Imobiliária & Cia Atualizado em 21/03/2015, 23:00
PAINEL IMOBILIÁRIO
O condomínio edilício apresenta várias situações jurídicas e de índole prática. Isso se explica porque ele tem regramento próprio com feixes em normas urbanísticas e civis e porque a sua formação não envolve um único ato, constituindo-se de várias situações jurídicas encadeadas que resultam em sua constituição.
Assim sendo, para que um condomínio edilício exista juridicamente, será necessária a averbação da convenção junto ao Registro de Imóveis competente, na matrícula do imóvel objeto da construção.
Efetuada a averbação da construção, far-se-á o registro da constituição do condomínio e, em ato subsequente, a atribuição das unidades condominiais aos respectivos titulares de tal forma que cada condômino tenha a propriedade não mais de uma fração ideal dentro do imóvel, mas sim de uma unidade autônoma que será matriculada de forma individualizada e haverá um registro para o titular da unidade.

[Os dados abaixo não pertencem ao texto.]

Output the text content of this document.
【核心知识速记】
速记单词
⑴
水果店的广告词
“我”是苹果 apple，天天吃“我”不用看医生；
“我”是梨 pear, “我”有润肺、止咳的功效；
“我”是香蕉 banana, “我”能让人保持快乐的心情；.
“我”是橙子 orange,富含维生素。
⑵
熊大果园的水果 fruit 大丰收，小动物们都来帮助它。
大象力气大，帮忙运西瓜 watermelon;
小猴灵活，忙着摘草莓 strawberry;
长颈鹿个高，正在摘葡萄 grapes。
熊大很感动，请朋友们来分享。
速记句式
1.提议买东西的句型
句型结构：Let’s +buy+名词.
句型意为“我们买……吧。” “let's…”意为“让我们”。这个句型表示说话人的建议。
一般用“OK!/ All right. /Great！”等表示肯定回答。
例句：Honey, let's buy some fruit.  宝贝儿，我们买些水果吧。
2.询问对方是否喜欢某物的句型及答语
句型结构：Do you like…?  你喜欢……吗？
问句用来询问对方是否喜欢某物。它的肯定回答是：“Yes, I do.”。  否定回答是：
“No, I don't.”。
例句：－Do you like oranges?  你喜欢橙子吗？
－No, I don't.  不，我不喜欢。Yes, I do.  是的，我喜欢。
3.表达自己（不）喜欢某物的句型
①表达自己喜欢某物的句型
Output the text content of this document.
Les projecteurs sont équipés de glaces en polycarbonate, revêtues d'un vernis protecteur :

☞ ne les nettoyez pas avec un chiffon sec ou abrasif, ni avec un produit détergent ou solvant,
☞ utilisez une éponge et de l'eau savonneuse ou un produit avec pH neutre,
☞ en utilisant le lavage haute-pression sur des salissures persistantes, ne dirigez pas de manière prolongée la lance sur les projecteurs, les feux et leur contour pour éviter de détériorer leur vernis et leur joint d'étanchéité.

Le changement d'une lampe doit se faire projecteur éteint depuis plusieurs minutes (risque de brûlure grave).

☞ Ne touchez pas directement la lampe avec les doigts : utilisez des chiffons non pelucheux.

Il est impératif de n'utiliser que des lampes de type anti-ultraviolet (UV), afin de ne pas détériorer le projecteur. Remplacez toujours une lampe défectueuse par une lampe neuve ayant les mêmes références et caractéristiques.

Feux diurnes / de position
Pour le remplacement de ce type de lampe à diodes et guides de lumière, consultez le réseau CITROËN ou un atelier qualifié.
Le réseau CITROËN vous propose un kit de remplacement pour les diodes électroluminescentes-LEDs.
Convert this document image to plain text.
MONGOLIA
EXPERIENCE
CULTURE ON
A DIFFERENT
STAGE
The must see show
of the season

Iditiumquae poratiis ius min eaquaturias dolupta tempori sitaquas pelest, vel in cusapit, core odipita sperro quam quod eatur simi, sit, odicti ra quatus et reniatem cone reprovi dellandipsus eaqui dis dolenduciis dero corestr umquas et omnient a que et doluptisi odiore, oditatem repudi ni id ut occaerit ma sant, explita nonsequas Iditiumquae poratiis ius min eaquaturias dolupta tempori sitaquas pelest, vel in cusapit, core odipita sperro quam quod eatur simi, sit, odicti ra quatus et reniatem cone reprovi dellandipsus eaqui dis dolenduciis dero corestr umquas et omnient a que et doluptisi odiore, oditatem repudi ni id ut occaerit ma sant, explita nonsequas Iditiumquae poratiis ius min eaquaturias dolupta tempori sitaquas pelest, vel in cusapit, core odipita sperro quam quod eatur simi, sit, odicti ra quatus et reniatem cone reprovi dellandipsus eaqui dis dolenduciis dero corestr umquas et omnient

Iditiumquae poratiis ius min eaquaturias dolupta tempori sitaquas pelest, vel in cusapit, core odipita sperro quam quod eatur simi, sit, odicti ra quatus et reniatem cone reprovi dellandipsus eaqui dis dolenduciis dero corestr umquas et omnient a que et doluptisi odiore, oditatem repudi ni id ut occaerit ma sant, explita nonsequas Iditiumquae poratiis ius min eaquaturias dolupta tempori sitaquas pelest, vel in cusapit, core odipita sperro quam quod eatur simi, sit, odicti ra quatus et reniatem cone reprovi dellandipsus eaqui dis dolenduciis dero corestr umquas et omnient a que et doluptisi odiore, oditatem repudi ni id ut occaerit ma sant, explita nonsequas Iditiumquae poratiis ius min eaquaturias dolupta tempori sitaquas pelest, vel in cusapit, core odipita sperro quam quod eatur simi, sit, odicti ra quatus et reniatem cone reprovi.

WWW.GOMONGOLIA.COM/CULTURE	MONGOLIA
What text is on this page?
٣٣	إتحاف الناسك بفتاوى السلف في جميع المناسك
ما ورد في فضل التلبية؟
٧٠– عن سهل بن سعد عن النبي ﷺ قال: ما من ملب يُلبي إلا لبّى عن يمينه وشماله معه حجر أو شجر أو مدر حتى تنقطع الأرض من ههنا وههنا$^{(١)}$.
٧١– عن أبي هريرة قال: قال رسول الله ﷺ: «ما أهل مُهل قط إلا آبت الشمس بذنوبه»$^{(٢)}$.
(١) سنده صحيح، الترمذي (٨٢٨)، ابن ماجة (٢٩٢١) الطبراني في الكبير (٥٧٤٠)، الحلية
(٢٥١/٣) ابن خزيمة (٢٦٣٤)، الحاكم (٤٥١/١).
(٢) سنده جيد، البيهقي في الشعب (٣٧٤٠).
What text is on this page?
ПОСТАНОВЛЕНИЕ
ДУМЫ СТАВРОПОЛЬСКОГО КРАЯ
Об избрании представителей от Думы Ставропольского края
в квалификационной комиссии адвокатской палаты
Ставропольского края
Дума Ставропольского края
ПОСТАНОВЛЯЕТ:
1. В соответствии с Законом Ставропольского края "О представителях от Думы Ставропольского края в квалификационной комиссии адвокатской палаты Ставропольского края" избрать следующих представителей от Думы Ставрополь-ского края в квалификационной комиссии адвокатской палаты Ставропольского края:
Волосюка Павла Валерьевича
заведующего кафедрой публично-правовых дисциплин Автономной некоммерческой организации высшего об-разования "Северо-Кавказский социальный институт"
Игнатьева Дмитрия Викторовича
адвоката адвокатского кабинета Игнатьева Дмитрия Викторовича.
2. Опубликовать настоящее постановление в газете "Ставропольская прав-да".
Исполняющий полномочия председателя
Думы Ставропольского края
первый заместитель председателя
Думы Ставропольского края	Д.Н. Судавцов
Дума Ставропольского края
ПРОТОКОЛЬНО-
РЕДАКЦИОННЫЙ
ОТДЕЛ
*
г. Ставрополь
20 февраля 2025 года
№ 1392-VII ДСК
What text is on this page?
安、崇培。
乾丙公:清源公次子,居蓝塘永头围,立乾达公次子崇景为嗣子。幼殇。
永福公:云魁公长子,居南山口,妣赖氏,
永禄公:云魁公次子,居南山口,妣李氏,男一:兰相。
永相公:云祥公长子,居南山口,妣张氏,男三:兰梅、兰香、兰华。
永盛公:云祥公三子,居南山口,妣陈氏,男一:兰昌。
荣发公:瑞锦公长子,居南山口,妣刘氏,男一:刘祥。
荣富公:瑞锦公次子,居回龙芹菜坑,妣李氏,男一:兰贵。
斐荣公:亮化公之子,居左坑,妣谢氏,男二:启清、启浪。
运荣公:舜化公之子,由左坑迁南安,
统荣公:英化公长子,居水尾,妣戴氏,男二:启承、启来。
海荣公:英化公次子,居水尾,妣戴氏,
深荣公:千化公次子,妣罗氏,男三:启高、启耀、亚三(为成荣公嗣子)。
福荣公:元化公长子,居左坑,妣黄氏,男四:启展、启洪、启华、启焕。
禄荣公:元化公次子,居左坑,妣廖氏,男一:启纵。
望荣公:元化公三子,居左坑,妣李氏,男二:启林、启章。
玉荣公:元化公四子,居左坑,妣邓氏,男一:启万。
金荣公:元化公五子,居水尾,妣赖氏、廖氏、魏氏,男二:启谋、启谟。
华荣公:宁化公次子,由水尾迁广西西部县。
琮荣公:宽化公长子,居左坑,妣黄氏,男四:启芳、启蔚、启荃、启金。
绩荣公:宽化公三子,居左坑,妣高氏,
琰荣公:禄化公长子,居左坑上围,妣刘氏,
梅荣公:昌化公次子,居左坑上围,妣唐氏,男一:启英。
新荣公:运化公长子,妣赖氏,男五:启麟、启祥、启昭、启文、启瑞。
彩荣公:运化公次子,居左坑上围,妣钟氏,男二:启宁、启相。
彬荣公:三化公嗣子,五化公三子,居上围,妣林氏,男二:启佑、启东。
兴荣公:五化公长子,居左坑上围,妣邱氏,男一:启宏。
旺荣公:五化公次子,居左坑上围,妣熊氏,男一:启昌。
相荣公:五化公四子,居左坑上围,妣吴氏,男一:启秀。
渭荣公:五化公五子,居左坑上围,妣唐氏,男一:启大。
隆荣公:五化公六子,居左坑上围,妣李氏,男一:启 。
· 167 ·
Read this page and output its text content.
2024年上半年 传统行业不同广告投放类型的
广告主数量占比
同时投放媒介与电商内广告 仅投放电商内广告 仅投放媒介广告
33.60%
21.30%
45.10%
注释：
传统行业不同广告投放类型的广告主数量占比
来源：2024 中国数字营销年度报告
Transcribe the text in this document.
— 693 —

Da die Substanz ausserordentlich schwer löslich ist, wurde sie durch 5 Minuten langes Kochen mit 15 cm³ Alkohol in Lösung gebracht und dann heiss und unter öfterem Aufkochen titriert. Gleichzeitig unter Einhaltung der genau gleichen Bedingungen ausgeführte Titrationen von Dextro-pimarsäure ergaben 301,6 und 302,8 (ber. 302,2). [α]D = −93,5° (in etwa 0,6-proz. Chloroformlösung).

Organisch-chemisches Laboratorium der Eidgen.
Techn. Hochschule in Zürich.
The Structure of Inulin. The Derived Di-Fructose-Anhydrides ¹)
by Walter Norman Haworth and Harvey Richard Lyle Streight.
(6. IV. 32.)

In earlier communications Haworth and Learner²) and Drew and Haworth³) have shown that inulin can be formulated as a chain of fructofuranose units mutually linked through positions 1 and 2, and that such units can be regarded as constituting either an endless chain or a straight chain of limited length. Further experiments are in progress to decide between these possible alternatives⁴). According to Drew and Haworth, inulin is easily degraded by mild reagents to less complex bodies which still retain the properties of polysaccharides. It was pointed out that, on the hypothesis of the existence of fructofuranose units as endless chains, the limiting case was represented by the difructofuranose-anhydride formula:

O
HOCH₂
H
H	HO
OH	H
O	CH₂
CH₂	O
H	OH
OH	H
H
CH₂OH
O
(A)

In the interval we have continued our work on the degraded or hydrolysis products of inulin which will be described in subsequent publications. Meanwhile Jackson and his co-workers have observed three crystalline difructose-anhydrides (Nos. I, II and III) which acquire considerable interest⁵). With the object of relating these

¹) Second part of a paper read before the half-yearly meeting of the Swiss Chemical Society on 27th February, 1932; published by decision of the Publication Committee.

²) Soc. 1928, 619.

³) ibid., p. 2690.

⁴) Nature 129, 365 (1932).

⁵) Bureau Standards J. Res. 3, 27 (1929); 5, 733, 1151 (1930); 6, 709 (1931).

Ao contrário do condomínio civil, é possível que a titularidade das unidades pertença somente a uma pessoa, seja ela física ou jurídica ou que vários sejam os proprietários de unidades de um condomínio edilício. Tudo dependerá da motivação prévia relativa à formação do condomínio edilício seja por um grupo de pessoas (condomínio fechado) seja por um processo de incorporação imobiliária (cuja finalidade é viabilizar a construção para futura instituição condominial pela venda de futuras unidades na planta) seja porque um titular único pretenda constituir um condomínio para vender futuramente as unidades já matriculadas e registradas em seu nome.
Nota-se que sob o aspecto de aplicação das normas, há uma preocupação grande com o cumprimento das etapas relativas à constituição de um condomínio edilício: averbação da construção e apresentação da constituição e dos diversos documentos exigidos por lei para o seu registro.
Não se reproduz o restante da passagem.